By failing to promote a decent, affordable public transport system, more and more cars are encouraged on to our roads. Pretending there is not a real problem, or claiming we cannot afford to address it, will not make it go away and we ordinary people, and our children, will pay the price. Governments such as those in Germany, still the economic powerhouse of Europe, and Denmark, among others, have shown that change can happen – so why not here?

And many of us do care as the full houses for the showing of the documentary, This Changes Everything, in Drinkston and Bury this and last week demonstrated. What came out loud and clear from both the film and the discussion after was that a lead from government is required, but that they will not take the right steps unless we, the people, make them do this.

Next week, our Government has an opportunity to do the right thing and help halt the slide to irreversible global warming by signing up to – and pressuring others to do likewise – strict controls on global carbon emissions at the Paris Climate Change talks. Please let them know you are worried about climate change and that you expect them to do the right thing by contacting your MP, sharing it on social media and marching with others in London on Saturday. The truth is we cannot afford not to do something about climate change.
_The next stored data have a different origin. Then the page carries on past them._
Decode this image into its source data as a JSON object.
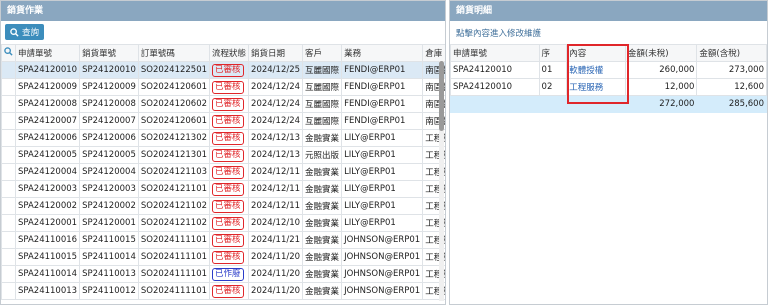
{
  "left": {
    "title": "銷貨作業",
    "query_label": "查詢",
    "columns": [
      "申請單號",
      "銷貨單號",
      "訂單號碼",
      "流程狀態",
      "銷貨日期",
      "客戶",
      "業務",
      "倉庫"
    ],
    "rows": [
      {
        "app": "SPA24120010",
        "sale": "SP24120010",
        "order": "SO2024122501",
        "status": "已審核",
        "date": "2024/12/25",
        "cust": "互麗國際",
        "rep": "FENDI@ERP01",
        "wh": "南區營運",
        "selected": true
      },
      {
        "app": "SPA24120009",
        "sale": "SP24120009",
        "order": "SO2024120601",
        "status": "已審核",
        "date": "2024/12/24",
        "cust": "互麗國際",
        "rep": "FENDI@ERP01",
        "wh": "南區營運"
      },
      {
        "app": "SPA24120008",
        "sale": "SP24120008",
        "order": "SO2024120602",
        "status": "已審核",
        "date": "2024/12/24",
        "cust": "互麗國際",
        "rep": "FENDI@ERP01",
        "wh": "南區營運"
      },
      {
        "app": "SPA24120007",
        "sale": "SP24120007",
        "order": "SO2024120601",
        "status": "已審核",
        "date": "2024/12/24",
        "cust": "互麗國際",
        "rep": "FENDI@ERP01",
        "wh": "南區營運"
      },
      {
        "app": "SPA24120006",
        "sale": "SP24120006",
        "order": "SO2024121302",
        "status": "已審核",
        "date": "2024/12/13",
        "cust": "金融實業",
        "rep": "LILY@ERP01",
        "wh": "工程部(一"
      },
      {
        "app": "SPA24120005",
        "sale": "SP24120005",
        "order": "SO2024121301",
        "status": "已審核",
        "date": "2024/12/13",
        "cust": "元照出版",
        "rep": "LILY@ERP01",
        "wh": "工程部(一"
      },
      {
        "app": "SPA24120004",
        "sale": "SP24120004",
        "order": "SO2024121103",
        "status": "已審核",
        "date": "2024/12/11",
        "cust": "金融實業",
        "rep": "LILY@ERP01",
        "wh": "工程部(一"
      },
      {
        "app": "SPA24120003",
        "sale": "SP24120003",
        "order": "SO2024121101",
        "status": "已審核",
        "date": "2024/12/11",
        "cust": "金融實業",
        "rep": "LILY@ERP01",
        "wh": "工程部(一"
      },
      {
        "app": "SPA24120002",
        "sale": "SP24120002",
        "order": "SO2024121102",
        "status": "已審核",
        "date": "2024/12/11",
        "cust": "金融實業",
        "rep": "LILY@ERP01",
        "wh": "工程部(一"
      },
      {
        "app": "SPA24120001",
        "sale": "SP24120001",
        "order": "SO2024121102",
        "status": "已審核",
        "date": "2024/12/10",
        "cust": "金融實業",
        "rep": "LILY@ERP01",
        "wh": "工程部(一"
      },
      {
        "app": "SPA24110016",
        "sale": "SP24110015",
        "order": "SO2024111101",
        "status": "已審核",
        "date": "2024/11/21",
        "cust": "金融實業",
        "rep": "JOHNSON@ERP01",
        "wh": "工程部(一"
      },
      {
        "app": "SPA24110015",
        "sale": "SP24110014",
        "order": "SO2024111101",
        "status": "已審核",
        "date": "2024/11/20",
        "cust": "金融實業",
        "rep": "JOHNSON@ERP01",
        "wh": "工程部(一"
      },
      {
        "app": "SPA24110014",
        "sale": "SP24110013",
        "order": "SO2024111101",
        "status": "已作廢",
        "date": "2024/11/20",
        "cust": "金融實業",
        "rep": "JOHNSON@ERP01",
        "wh": "工程部(一",
        "blue": true
      },
      {
        "app": "SPA24110013",
        "sale": "SP24110012",
        "order": "SO2024111101",
        "status": "已審核",
        "date": "2024/11/20",
        "cust": "金融實業",
        "rep": "JOHNSON@ERP01",
        "wh": "工程部(一"
      }
    ]
  },
  "right": {
    "title": "銷貨明細",
    "hint": "點擊內容進入修改維護",
    "columns": [
      "申請單號",
      "序",
      "內容",
      "金額(未稅)",
      "金額(含稅)"
    ],
    "rows": [
      {
        "app": "SPA24120010",
        "seq": "01",
        "content": "軟體授權",
        "net": "260,000",
        "gross": "273,000"
      },
      {
        "app": "SPA24120010",
        "seq": "02",
        "content": "工程服務",
        "net": "12,000",
        "gross": "12,600"
      }
    ],
    "totals": {
      "net": "272,000",
      "gross": "285,600"
    }
  }
}
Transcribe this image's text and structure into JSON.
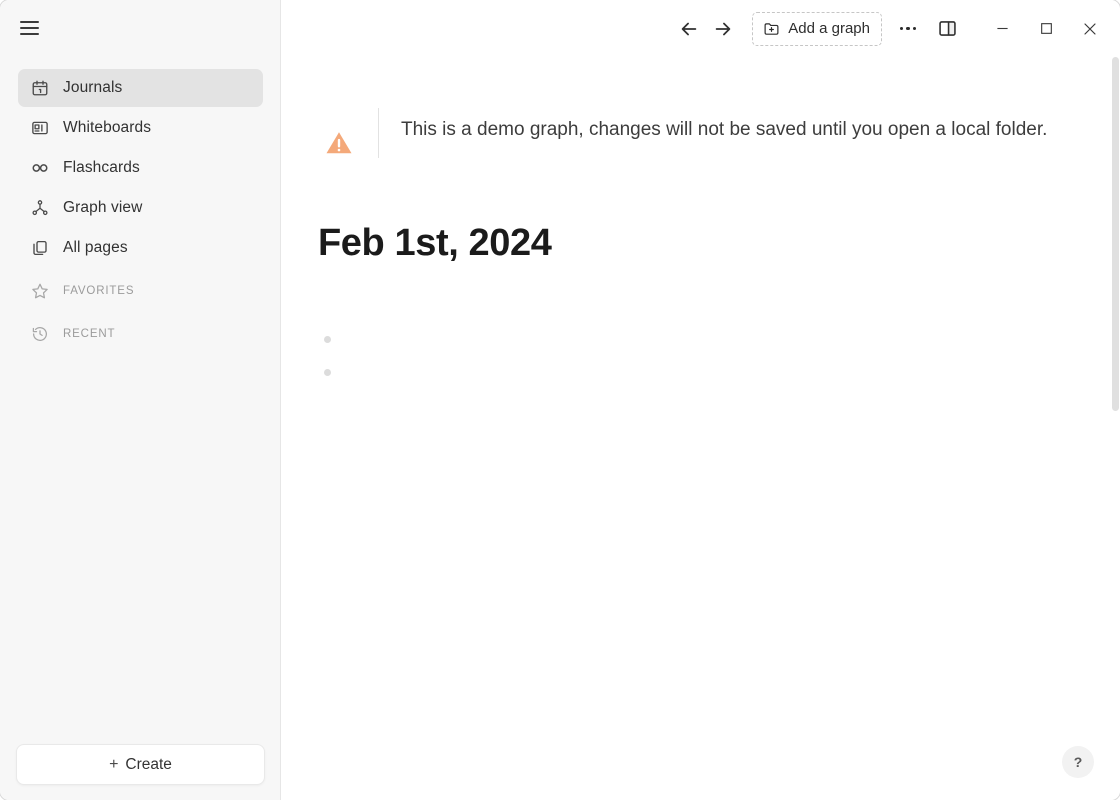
{
  "app": {
    "name": "Logseq",
    "accent_warning_color": "#f2a676",
    "sidebar_bg": "#f7f7f7",
    "active_item_bg": "#e3e3e3"
  },
  "sidebar": {
    "menu_toggle_name": "hamburger-menu",
    "items": [
      {
        "label": "Journals",
        "icon": "calendar-icon",
        "active": true,
        "type": "nav"
      },
      {
        "label": "Whiteboards",
        "icon": "whiteboard-icon",
        "active": false,
        "type": "nav"
      },
      {
        "label": "Flashcards",
        "icon": "infinity-icon",
        "active": false,
        "type": "nav"
      },
      {
        "label": "Graph view",
        "icon": "graph-icon",
        "active": false,
        "type": "nav"
      },
      {
        "label": "All pages",
        "icon": "pages-icon",
        "active": false,
        "type": "nav"
      },
      {
        "label": "FAVORITES",
        "icon": "star-icon",
        "active": false,
        "type": "section"
      },
      {
        "label": "RECENT",
        "icon": "history-icon",
        "active": false,
        "type": "section"
      }
    ],
    "create_button": {
      "label": "Create",
      "plus": "+"
    }
  },
  "toolbar": {
    "back_icon": "arrow-left-icon",
    "forward_icon": "arrow-right-icon",
    "add_graph_label": "Add a graph",
    "add_graph_icon": "folder-plus-icon",
    "more_icon": "more-horizontal-icon",
    "right_sidebar_icon": "right-sidebar-toggle-icon",
    "window_minimize": "minimize-icon",
    "window_maximize": "maximize-icon",
    "window_close": "close-icon"
  },
  "banner": {
    "icon": "warning-triangle-icon",
    "message": "This is a demo graph, changes will not be saved until you open a local folder."
  },
  "journal": {
    "title": "Feb 1st, 2024",
    "blocks": [
      {
        "text": ""
      },
      {
        "text": ""
      }
    ]
  },
  "help": {
    "label": "?"
  },
  "scrollbar": {
    "orientation": "vertical"
  }
}
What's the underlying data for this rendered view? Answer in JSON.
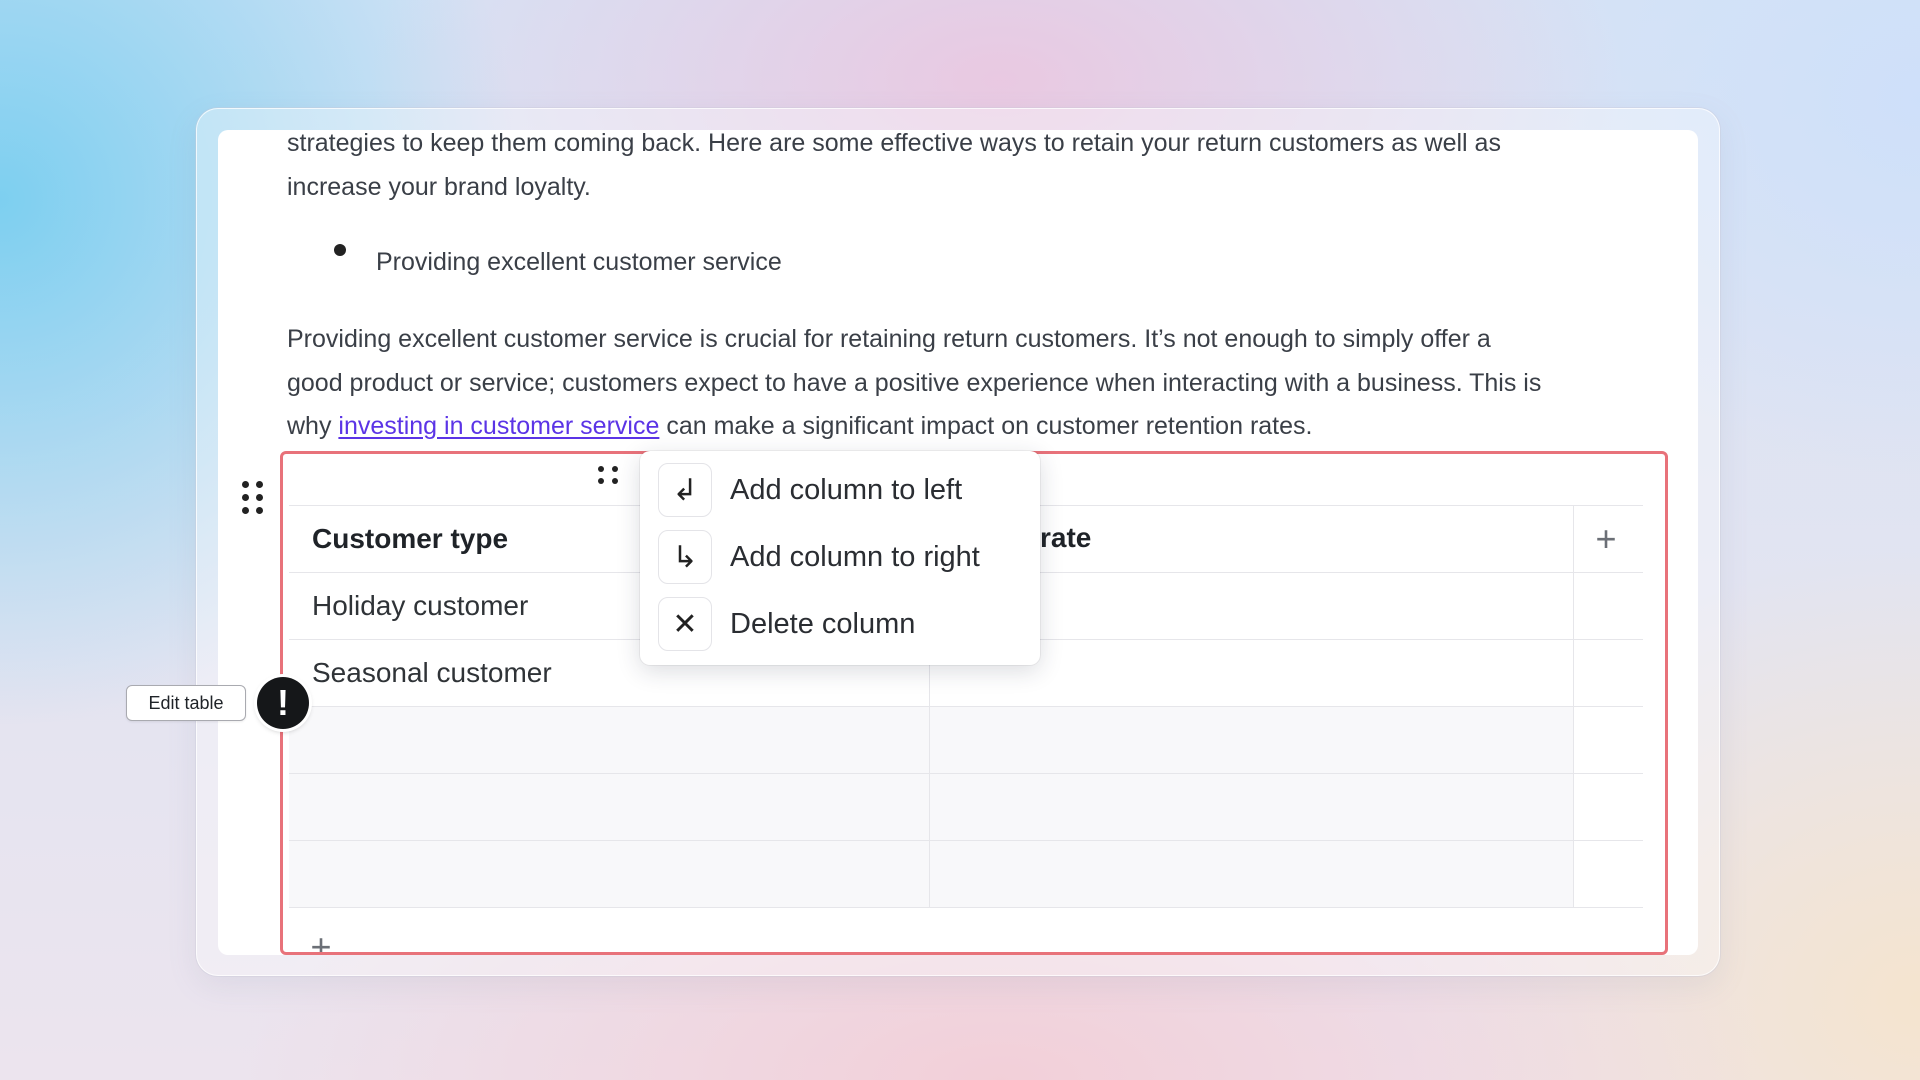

-- Julia Wakelam, Green Party Borough Councillor, Risbygate Ward


RE Tim Bonner’s letter Bury Free Press, November 6). Hunting is a cruel and outdated tradition which has nothing to do with animal management

A claim by the hunting fraternity that fox hunting is humane is as scientifically illiterate as it is unsafe as a premise.

November marked the start of the new hunting season for packs of hounds across Britain, and the Countryside Alliance is working hard to persuade the rest of us that wildlife and landowners would benefit from their services if we allow them to hunt foxes and other animals with packs of dogs.

To claim that hunters are providing a valuable service for farmers is nonsense. It has been shown time and again that foxes are not a real threat to livestock. In fact, studies show they are of benefit to farmers because they eat rabbits, rats and other pests which damage crops and spread diseases. A recent estimation by the Mammal Research Unit at Bristol University has shown that one fox can save a crop farmer £900 a year. Even the government departmentDEFRA (Department of Environment and Rural Affairs) says foxes are no more than grade 2 pests, and less than two per cent of lamb deaths can be attributed to fox predation. Some 98 per cent of lambs that die, die from poor farming practices, not predators. It is arguable that lambs found with evidence of having been eaten by a fox may have been already dead from other causes, and were in fact scavenged.

Even free range poultry losses to foxes are low. Two Scottish studies showed that less than two per cent of free range poultry losses were due to foxes.

Hunting is not, and never was, about control. The Hunting Act is a fine piece of legislation and it must remain in its entirety until we can elect a humane government who will tighten up the loopholes.